Jessica Cornwall is under 30, was educated at Stanford before heading overseas and participating in research and grant projects in Oxford, India and Spain, and is now a writer living between London and the Californian sunshine.

Not only that, she’s good.

Her debut novel, The Serpent Papers has been described as the “most exciting thriller of 2015” and follows Anna Verco — a savant, academic and treasure-hunter working for a mysterious benefactor to recover long-lost books — who also happens to traverse Europe on research missions, having had a similarly top-notch education.

The Serpent Papers starts slowly with a sinister prologue before immersing the reader in a world of libraries, myths and the curious eccentricities of our female lead.

At first, its style left me somewhat confused, chopping quickly between Anna’s internal monologue and the action, or slicing its way swiftly to new locations. However, despite her oddities, I warmed to Anna and followed her easily into this atmospheric world.

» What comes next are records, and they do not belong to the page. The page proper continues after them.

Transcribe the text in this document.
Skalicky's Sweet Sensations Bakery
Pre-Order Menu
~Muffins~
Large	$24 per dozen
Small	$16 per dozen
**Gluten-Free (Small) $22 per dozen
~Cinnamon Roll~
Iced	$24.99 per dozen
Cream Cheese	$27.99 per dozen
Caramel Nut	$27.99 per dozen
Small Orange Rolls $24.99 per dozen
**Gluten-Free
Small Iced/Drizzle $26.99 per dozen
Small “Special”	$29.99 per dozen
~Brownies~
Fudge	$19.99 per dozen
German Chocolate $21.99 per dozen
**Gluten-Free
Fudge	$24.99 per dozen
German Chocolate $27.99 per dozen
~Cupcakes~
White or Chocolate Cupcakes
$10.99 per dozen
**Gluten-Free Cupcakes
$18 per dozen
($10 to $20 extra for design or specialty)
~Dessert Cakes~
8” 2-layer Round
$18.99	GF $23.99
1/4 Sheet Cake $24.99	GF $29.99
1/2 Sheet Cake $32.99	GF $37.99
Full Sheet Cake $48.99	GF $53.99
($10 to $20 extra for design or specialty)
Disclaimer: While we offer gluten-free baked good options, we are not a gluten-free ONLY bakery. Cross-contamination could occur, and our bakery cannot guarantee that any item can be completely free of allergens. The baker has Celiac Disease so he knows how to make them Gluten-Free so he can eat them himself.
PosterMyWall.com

This is a thriller, sure, but it doesn’t slap you awake with high adrenaline from page one.

Instead, it’s thoughtful and measured, building tension naturally. It spans various histories and I particularly enjoyed its Eurocentric nature: Barcelona and its history and mythologies loom large and richly.

The ending is everything required from a thriller: I had to put the book face-down a few times to make tea and calm myself.

This is a very solid debut novel, if you like your thrillers intelligent and richly realised.